|Monthly Editorial by Marc Mickelson|
Are You Ready for Some Audio?
Writing about consumer electronics has its perks, but these wither in comparison to those of sportswriters. Maybe the grass only looks greener on the other side of the fence, but it seems to me that getting passes for all manner of sporting events has to rate higher than a closed-door listening session at CES for some new CD cleaner.
With this in mind, I used the fact that I write about audio equipment to worm my way into the training camp of an NFL team (whose identity I will keep a secret so as not to blow my cover). This gave me access to press conferences, practices and scrimmages, all from the front row or the sidelines.
Seeing football from the stands or on TV skews your understanding of the physical stature and abilities of the players, but seeing the beef from a few feet away brings it all into focus. The running backs, receivers and defensive backs move in a way that we mere mortals can recognize as human but requiring a distinctly different kind of coordination than we possess. The linebackers have seemingly maximized the ratio of speed and strength. They are built to move in relatively short, intense bursts of velocity and power, and I pity anything that gets in their way.
I vividly remember seeing a football coming right at me -- it was thrown on a sideline pattern, and I was, not coincidentally, standing on the sideline. I played football in high school, so I have some residual memories of how a tight spiral can cut through the air. This ball was coming my way like a fighter jet. As I reached to catch it, a receiver glided in from out of nowhere to make the grab, both feet a few inches from the sideline. Talk about a wow factor.
As I watched the newspaper and TV crews trudging around the field, I began to think about the ways in which football and high-end audio are alike. Football fans are used to a certain amount of subjectivity -- many root for teams that are perpetual losers, not caring about the team's record and supporting it no matter what anyone writes about it. The same is true of audiophiles -- we have our teams as well. There are the Solid-State Stormtroopers, the Tubeheads, the SET-tlers, and the Analog Addicts (also known as the Digital Doubters). Some audiophiles follow single-driver and horn speakers (e-mail me your catchy names for this squad) for a reason other than that they make realistic-sounding music, even with writers like me railing against them. Fan is short for fanatic -- and how.
But what if the audiophile mentality were magically transferred to all football fans? The very foundations of the game would have to be reassessed. Take the first down. The ten yards that constitute a first down would be the subject of constant debate, with some fans believing that measurements of the distance mean everything and others that they are as overrated as Terrell Owens. Measurements would hold little sway with the true football lover; only the most misguided would believe that a first down is exactly ten yards, especially given the antiquated measurement equipment that's used. The eye is more accurate.
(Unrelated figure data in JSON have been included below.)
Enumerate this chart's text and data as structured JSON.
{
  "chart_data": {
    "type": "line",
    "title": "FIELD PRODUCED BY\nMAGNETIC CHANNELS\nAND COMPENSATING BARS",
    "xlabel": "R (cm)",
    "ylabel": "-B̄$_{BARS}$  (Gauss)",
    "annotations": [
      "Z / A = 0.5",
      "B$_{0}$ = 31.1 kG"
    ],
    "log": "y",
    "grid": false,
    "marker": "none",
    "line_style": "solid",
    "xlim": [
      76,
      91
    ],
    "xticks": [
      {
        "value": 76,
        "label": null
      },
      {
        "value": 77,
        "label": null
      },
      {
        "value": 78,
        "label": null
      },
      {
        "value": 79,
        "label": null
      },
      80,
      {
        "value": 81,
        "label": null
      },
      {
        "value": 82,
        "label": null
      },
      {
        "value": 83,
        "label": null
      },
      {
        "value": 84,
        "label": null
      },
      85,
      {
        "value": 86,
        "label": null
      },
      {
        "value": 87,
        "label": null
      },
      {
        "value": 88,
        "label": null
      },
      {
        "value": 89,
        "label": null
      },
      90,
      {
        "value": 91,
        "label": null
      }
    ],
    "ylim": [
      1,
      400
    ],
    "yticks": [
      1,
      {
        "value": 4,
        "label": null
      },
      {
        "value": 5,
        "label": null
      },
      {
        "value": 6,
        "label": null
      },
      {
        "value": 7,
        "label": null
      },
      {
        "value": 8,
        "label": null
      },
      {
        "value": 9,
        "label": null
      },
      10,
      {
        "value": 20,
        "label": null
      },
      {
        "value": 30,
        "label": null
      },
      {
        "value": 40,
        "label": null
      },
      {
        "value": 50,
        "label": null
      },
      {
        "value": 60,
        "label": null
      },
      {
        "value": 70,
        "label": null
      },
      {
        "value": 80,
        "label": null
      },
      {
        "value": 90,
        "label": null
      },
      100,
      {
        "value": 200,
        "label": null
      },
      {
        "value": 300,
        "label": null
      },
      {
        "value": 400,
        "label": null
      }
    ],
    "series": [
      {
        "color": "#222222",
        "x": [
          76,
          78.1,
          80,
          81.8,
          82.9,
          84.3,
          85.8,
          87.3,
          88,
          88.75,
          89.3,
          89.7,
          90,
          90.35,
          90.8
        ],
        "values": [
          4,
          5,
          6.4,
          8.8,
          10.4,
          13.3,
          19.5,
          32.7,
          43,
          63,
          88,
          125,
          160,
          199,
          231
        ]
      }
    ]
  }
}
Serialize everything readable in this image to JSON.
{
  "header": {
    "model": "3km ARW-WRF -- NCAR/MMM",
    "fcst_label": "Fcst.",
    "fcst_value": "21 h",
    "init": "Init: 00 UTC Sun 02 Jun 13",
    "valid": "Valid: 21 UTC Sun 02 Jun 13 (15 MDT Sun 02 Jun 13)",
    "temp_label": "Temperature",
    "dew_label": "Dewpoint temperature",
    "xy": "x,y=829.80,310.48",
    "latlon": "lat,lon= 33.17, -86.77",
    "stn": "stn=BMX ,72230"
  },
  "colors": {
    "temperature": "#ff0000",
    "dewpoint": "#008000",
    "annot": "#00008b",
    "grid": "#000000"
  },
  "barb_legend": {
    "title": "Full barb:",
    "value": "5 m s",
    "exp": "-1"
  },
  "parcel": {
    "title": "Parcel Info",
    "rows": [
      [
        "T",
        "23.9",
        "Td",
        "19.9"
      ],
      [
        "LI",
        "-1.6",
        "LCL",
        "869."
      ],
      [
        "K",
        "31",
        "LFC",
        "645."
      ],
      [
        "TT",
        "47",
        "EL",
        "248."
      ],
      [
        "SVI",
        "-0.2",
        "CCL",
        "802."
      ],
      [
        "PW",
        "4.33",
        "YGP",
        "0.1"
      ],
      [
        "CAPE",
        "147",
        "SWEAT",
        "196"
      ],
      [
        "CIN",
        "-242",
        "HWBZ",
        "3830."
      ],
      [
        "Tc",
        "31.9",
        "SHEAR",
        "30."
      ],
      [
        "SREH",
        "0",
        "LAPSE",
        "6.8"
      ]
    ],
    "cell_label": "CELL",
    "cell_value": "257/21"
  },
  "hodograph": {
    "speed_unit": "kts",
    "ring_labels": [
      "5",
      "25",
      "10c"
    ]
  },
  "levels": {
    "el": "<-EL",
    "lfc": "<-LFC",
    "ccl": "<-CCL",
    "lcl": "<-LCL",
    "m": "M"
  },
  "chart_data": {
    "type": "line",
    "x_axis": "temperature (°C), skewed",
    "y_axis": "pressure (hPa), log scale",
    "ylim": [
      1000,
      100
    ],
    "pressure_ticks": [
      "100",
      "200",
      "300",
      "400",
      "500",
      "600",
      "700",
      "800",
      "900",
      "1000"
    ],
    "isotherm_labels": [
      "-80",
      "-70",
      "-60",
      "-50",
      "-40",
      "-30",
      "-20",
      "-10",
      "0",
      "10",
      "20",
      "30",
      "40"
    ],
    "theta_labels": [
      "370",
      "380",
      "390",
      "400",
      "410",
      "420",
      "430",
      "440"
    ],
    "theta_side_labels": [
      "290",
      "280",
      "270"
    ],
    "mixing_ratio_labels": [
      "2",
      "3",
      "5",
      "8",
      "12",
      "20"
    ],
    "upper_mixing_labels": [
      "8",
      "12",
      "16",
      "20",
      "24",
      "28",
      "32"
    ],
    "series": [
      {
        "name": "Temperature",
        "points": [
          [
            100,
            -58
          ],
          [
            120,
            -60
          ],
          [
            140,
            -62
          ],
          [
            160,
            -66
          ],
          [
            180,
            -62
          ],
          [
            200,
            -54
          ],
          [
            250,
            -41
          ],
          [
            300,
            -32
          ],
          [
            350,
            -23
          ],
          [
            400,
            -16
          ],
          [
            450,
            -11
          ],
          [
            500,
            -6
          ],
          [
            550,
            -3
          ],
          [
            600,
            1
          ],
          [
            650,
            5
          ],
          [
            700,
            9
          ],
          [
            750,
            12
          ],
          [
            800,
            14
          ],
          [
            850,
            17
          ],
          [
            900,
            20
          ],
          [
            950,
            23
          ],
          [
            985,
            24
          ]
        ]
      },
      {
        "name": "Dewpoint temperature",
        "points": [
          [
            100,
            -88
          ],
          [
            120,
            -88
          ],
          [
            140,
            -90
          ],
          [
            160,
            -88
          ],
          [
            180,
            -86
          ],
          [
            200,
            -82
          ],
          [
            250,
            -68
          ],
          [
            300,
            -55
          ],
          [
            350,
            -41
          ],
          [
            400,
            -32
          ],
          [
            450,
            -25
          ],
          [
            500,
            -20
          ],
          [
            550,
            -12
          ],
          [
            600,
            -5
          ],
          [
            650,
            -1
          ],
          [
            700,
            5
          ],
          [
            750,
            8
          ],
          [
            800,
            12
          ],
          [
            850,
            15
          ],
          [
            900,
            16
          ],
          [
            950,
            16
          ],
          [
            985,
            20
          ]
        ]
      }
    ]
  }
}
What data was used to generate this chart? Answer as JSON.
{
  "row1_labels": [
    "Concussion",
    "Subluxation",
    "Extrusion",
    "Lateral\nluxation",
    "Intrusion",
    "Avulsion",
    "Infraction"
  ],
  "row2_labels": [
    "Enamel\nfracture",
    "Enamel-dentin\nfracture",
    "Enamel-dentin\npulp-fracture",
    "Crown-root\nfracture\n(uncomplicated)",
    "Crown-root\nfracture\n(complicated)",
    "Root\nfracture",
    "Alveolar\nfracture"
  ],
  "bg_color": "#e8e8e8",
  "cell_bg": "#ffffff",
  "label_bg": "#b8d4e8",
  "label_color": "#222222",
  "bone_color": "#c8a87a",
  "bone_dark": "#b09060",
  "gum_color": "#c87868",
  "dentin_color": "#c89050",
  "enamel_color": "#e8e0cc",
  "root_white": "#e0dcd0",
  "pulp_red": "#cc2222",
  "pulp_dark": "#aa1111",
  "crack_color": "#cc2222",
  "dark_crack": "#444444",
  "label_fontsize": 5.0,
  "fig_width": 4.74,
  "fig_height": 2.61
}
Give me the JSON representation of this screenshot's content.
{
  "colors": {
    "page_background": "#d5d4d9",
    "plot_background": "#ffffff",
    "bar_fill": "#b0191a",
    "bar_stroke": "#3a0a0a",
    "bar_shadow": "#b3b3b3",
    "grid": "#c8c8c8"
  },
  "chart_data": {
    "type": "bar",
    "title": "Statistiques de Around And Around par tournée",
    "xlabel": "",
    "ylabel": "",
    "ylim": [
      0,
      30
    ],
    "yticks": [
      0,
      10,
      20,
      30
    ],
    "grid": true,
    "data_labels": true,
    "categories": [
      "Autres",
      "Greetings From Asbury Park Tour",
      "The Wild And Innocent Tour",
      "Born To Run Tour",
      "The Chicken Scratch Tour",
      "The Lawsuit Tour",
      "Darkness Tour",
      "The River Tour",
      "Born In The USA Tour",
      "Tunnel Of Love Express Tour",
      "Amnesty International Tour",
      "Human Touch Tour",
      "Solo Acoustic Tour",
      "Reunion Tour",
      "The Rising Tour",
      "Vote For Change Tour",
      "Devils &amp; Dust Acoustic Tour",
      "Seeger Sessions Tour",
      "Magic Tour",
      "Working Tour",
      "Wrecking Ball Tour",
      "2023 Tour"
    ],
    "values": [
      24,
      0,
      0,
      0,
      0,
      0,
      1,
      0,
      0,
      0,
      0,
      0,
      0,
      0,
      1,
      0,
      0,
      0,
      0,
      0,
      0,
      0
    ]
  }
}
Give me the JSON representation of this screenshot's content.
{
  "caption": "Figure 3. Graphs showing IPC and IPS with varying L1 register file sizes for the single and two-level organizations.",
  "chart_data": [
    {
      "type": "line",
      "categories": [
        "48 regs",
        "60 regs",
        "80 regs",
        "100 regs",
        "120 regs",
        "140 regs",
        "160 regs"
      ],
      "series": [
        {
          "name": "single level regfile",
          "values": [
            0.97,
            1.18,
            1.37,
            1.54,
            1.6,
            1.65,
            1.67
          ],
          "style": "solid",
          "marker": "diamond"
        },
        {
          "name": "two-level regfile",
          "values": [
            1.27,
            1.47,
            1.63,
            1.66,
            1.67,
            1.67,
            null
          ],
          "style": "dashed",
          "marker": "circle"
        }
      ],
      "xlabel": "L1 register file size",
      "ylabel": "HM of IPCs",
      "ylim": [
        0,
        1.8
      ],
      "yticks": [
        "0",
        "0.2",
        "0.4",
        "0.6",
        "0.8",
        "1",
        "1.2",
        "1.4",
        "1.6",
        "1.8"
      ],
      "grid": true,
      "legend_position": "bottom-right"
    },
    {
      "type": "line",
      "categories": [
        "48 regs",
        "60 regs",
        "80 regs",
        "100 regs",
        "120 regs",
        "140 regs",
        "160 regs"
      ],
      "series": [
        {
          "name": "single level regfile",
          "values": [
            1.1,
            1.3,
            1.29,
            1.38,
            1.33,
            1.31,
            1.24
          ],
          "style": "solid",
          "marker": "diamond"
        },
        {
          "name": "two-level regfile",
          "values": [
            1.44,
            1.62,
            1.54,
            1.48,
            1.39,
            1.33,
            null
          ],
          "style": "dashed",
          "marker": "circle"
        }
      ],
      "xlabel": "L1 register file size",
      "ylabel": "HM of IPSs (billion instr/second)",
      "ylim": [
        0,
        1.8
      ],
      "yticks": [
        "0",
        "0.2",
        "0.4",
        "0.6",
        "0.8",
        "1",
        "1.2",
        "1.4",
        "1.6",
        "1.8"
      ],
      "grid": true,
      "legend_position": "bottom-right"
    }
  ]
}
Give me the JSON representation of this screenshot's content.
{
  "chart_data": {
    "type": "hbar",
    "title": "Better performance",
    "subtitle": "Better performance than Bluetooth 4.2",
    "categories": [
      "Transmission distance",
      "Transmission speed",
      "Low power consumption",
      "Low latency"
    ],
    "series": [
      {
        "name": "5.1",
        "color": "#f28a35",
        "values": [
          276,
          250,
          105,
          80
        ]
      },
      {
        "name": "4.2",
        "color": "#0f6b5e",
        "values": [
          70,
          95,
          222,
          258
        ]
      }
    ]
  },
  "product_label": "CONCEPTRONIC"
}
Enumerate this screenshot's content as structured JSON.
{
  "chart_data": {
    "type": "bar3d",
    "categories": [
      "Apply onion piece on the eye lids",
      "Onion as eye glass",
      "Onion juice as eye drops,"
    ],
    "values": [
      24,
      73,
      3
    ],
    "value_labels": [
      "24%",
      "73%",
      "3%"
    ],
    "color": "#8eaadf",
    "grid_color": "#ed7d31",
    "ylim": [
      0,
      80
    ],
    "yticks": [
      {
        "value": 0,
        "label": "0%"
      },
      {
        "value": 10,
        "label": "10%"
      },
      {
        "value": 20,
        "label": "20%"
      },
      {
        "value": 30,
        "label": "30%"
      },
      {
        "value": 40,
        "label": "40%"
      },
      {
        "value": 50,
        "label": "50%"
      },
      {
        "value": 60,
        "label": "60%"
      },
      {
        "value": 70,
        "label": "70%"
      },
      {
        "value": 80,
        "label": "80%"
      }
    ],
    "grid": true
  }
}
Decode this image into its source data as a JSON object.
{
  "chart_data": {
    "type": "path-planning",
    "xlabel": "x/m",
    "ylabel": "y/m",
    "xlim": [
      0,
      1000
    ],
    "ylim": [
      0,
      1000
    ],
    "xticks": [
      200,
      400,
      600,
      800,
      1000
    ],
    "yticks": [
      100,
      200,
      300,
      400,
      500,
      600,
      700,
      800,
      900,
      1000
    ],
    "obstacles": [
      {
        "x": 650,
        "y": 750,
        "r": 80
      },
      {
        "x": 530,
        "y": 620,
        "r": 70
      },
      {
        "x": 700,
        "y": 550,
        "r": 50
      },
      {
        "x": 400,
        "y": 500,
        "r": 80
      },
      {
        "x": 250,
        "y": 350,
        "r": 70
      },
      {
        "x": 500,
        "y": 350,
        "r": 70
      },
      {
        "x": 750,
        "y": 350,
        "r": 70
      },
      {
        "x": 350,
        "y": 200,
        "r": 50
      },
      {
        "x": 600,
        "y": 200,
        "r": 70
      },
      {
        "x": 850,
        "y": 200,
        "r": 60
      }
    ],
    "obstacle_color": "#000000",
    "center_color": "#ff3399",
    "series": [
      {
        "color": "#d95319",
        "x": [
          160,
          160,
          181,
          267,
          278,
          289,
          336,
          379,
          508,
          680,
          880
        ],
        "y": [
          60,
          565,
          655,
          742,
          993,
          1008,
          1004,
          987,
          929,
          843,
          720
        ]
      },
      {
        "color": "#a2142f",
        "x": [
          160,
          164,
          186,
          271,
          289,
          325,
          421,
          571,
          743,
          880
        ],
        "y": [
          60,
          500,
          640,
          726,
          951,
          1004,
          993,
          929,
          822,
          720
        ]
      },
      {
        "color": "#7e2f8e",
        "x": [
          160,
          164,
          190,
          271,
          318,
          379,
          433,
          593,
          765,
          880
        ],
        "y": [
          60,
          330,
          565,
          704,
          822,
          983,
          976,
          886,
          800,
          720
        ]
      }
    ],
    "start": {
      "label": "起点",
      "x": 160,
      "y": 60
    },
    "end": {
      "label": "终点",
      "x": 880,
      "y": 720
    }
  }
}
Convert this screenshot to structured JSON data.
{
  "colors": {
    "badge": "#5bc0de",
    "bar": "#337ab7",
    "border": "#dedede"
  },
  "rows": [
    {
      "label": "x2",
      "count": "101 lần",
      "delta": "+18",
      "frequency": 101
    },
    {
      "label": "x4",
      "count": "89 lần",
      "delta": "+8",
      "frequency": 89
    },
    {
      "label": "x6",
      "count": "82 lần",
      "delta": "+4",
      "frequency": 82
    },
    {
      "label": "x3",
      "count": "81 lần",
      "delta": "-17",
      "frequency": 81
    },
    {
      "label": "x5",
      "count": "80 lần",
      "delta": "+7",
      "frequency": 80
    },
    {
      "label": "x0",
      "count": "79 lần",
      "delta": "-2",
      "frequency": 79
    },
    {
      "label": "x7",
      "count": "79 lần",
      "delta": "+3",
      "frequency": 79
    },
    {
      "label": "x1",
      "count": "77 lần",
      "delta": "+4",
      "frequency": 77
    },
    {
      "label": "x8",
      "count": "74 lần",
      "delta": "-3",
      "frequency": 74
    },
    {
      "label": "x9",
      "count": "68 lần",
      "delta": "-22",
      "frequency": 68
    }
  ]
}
To some, all quarterbacks would be the same, while others would assign titanic proportions to nearly imperceptible differences. Brett Favre is pure tube, while Tom Brady is definitely solid state (as is the entire New England Patriots team). The Chicago Bears are analog (great in their day), and the Indianapolis Colts digital (all promise and no delivery).
Ultimately, all of the bickering about minutiae would wring the fun right out of football, except for those whose true love is bickering about minutiae, not watching the games. The bettors would persist: "Does anybody know the spread for Audio Research vs. Conrad-Johnson? Is it true that Lew Johnson is out with a torn ACL?"
As an audiophile, I'm glad I have football to fall back on. It's civilized.